ABC News’ Kirit Radia reports: Next week, the State Department will host the foreign ministers of Afghanistan and Pakistan in the Obama administration’s first attempt to bring the sides together under its stated regional approach to the instability along their common border.
The foreign ministers’ trip to Washington was a result of Special Representative Richard Holbrooke’s consultations in the region last week. He told PBS in an interview Wednesday that their visit is "a manifestation of a new, intense, engaged diplomacy designed to put Afghanistan and Pakistan into a larger regional context and move forward to engage other countries in the effort to stabilize this incredibly volatile region."
The two ministers will meet with Secretary of State Hillary Clinton and Holbrooke, as well as the interagency team headed by Bruce Reidel that is formulating the administration’s policy review on the matter. That team met for the first time Wednesday and is expected to deliver its findings by late March. Pakistani Gen. Ashfaq Kiyani, the chief of staff of the Pakistani army and former head of the intelligence service, is also expected to make the trip.
Holbrooke told PBS he expects Indian officials to come to Washington in "a couple of weeks" — again, part of the regional approach the Obama team hopes will finally solve the problems in the region.
Holbrooke also brushed aside suggestions that President Obama’s recent call to his Afghan counterpart came too late and was a sign of displeasure with the Afghan leader.
"I really don’t understand the criticism," he said.
Holbrooke also criticized the recent peace deal between Pakistan and Taliban militants in Pakistan’s Swat Valley, saying Pakistan had "ceded to the bad guys."
"We’re troubled and confused, in a sense, about what happened in Swat, because it is not an encouraging trend. Previous cease-fires have broken down," he told PBS.
In an interview with CNN late this afternoon, Holbrooke revealed he called Pakistan’s President Asif Zardari today to voice his concerns about the peace deal in Swat.
"I am concerned, and I know that Secretary Clinton is and the president is, that this deal which is portrayed in the press as a truce does not turn into a surrender," said Holbrooke. "President Zardari has assured us this is not the case."
The call illustrates just how broad Holbrooke’s mandate is, that he can pick up the phone and call Zardari himself.

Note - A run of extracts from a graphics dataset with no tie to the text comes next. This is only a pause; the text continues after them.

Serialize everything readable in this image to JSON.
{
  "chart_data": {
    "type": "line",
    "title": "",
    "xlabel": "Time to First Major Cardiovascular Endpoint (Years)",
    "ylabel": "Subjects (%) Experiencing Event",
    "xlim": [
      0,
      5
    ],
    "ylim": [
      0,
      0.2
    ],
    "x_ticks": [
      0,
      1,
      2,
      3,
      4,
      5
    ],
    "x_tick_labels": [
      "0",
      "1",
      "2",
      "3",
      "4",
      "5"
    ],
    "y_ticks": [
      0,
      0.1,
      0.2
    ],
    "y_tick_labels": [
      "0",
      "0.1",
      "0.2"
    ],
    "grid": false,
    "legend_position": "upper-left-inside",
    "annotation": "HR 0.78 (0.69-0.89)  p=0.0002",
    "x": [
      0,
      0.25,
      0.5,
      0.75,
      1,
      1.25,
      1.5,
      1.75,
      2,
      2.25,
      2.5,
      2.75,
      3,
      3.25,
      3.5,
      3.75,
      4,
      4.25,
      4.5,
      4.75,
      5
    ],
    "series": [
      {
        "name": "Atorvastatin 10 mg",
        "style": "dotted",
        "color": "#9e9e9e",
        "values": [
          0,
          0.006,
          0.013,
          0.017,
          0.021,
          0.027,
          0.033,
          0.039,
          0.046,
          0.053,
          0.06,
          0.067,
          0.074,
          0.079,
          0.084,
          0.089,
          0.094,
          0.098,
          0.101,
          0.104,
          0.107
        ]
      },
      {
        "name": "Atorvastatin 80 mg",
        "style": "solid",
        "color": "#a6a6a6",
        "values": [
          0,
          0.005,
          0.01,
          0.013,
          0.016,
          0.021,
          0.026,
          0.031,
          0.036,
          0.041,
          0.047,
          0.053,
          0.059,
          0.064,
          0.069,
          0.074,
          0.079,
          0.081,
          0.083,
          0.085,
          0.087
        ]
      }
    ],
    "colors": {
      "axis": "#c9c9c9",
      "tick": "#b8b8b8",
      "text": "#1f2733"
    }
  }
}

Holbrooke told PBS yesterday the matter will also be pursued "at very high levels" with Pakistan’s foreign minister when he is in Washington next week.
Asked how the Obama administration will define success in Afghanistan, Holbrooke replied: "The victory, as defined in purely military terms, is not achievable, and I cannot stress that too highly. What we’re looking for is the definition of our vital national security interests."
U.S. officials say Holbrooke isn’t expected to re-visit the Pakistan-Afghanistan region for at least a few more weeks.